Monk’s Hood, by Ellis Peters
The third novel of the Cadfael series , the title of this novel refers both to the means by which a murder takes place, and to the means of disguise for someone falsely accused of that murder. The plot of this novel in some ways hits a little close to home. Cadfael meets a long lost love who becomes widowed again when her much older and wealthier husband dies of poison, with her young and guileless and somewhat fierce-tempered son from an earlier marriage as the prime suspect. Then Cadfael himself, because of his prior relationship with the lovely widow, comes under scrutiny as well and faces a dramatic race against time to free an innocent man and clear his own name because of the fact that it was his own monk’s hood that was used in the murder. Even the happy ending is bittersweet, as a man must act honorably and fulfill his vows despite his love for a woman he can’t have, something that makes me feel sad.
Besides the mystery aspect of this novel, the social viewpoint is striking as well in a couple of ways. Part of the plot of the novel hinges on the difference between English law, which disinherits illegitimate children, and Welsh law, which does not. Cadfael himself is caught in the middle himself, being Welsh by birth, but too cosmopolitan for his home area, and so settled near the border on the English side, yet still sympathetic to his ancestral ways. So too the manor owned by the deceased wealthy Norman lordling is located in Welsh land but ruled over by an English man subject to the jurisdiction of Chester. Even more pointedly, Cadfael reminds his former lady love that she grasped too high to marry a lordling from her native status as a tradesman’s daughter. For all of its egalitarian virtues, these novels are profoundly conservative in the sense that they urge people to marry others in their class, whatever that class may be. At least the novel manages to put down a grabbing and ambitious prior who finds some comeuppance after trying to seize the prerogatives of rule over the abbey where Cadfael resides, so its hostility to social climbing is at least fair in nature.
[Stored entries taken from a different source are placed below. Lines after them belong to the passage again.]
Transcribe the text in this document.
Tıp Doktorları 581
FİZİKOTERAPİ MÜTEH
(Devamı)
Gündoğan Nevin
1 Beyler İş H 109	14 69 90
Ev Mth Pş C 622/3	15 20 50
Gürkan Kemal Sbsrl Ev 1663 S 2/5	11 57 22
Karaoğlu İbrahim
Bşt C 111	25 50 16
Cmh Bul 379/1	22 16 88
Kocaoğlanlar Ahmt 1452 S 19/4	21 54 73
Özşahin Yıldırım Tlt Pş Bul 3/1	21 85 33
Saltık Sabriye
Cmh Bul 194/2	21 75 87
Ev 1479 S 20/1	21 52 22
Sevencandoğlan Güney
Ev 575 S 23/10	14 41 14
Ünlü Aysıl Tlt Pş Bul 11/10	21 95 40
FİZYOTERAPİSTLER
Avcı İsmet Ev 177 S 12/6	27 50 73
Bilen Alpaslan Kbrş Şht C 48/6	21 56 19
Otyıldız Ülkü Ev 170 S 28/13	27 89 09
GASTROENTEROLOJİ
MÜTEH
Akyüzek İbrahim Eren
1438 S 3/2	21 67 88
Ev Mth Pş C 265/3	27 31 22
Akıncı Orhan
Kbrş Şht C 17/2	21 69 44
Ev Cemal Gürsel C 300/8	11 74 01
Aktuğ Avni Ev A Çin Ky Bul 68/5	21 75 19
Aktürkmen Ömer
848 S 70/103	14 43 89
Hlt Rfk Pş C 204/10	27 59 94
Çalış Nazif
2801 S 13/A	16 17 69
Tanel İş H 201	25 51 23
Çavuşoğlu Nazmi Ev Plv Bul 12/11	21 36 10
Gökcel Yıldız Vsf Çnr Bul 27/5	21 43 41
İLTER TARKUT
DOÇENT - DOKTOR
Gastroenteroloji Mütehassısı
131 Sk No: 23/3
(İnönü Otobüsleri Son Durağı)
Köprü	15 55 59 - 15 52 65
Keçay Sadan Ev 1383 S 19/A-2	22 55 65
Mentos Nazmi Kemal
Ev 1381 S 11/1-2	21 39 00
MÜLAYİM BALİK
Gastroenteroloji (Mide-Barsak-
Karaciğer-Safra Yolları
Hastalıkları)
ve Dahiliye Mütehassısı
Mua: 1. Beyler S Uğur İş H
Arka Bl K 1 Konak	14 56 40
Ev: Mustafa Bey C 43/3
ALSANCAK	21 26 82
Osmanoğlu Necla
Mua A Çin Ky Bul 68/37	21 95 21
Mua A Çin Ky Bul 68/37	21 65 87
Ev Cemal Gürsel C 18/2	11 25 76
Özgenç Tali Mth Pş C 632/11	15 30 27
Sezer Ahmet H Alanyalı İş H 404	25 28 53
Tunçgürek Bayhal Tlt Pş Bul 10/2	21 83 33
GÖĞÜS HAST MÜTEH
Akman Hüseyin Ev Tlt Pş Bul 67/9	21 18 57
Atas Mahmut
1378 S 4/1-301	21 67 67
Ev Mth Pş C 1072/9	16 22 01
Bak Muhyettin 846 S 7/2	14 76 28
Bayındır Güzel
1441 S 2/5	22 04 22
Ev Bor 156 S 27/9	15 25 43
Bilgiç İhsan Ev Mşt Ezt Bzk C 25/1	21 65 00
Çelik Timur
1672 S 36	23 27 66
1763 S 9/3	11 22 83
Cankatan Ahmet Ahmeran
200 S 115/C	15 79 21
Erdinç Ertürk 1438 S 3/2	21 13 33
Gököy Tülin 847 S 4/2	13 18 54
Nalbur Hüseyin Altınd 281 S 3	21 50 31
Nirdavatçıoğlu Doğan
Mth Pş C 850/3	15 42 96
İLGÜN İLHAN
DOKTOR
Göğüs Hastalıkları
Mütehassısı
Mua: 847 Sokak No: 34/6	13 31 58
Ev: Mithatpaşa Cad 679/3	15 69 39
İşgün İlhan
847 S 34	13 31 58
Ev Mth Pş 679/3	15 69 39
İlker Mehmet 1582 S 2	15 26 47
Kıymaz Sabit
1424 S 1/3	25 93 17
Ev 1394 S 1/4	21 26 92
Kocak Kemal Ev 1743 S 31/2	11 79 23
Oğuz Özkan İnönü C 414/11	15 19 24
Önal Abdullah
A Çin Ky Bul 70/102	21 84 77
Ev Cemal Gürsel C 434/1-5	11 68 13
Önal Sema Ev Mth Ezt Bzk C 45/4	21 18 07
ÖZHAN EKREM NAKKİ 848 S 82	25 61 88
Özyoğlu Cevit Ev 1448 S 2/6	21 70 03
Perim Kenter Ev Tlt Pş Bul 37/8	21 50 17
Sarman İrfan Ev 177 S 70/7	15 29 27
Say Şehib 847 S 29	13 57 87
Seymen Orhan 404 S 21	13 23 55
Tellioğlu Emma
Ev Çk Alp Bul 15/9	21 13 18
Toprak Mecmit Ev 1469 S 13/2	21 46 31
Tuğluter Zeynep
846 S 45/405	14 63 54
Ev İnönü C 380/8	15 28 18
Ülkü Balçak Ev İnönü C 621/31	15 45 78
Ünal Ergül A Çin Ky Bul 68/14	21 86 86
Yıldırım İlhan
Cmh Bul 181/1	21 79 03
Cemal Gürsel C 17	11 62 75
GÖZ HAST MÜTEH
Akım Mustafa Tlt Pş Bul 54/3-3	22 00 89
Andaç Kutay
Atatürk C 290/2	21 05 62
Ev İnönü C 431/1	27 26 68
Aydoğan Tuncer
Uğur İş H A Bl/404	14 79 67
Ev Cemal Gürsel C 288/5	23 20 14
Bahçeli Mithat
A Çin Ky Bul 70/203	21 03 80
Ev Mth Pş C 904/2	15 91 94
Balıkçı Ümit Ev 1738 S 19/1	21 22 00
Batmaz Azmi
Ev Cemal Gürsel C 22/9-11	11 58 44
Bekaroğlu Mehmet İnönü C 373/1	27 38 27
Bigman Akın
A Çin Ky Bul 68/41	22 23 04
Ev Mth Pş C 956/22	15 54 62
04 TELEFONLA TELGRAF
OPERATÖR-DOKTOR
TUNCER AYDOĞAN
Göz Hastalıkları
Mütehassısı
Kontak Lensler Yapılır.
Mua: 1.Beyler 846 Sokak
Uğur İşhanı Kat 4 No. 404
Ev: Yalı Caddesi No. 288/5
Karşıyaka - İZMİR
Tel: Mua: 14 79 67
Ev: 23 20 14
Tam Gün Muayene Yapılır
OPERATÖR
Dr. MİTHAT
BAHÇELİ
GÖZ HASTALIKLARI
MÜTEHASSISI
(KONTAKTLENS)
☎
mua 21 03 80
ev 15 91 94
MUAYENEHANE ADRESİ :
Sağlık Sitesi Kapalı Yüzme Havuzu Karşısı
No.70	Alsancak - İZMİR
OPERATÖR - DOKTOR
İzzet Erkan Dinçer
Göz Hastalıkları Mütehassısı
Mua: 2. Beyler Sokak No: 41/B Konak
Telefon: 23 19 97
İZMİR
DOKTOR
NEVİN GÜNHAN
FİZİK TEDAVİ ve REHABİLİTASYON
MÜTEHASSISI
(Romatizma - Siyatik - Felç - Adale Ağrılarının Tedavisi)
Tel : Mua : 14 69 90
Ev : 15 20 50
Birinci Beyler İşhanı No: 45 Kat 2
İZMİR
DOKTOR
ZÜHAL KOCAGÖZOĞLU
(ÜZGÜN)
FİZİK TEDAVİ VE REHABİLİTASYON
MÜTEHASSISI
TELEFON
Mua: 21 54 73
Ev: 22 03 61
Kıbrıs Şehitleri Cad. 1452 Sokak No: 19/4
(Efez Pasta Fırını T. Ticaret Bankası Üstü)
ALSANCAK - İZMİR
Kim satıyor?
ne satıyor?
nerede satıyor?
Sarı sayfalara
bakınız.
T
Ellis Peters (or rather, Edith Pargeter) gets a lot of credit for inventing the historical mystery novel. It is easy to see, reading these novels, why this was an idea that was waiting to happen. For one, the past is a mysterious place, an alien country of different perspectives and ways of life. Yet the past is also similar enough so that we can recognize pieces of ourselves in the desire to clear our names from suspicion for crimes we did not commit while dealing with unfortunate coincidences, or the struggle for honor and freedom, or the inability to escape the repercussions and memories of the past. And yet if the past cannot be escaped, and if one has regrets over how life or relationships could have gone, at least there are people honorable enough not to sabotage the present or future to try to vainly recapture the past. Yet we can behave honorably now, and make the best of the situations we find ourselves in, no matter how mysterious.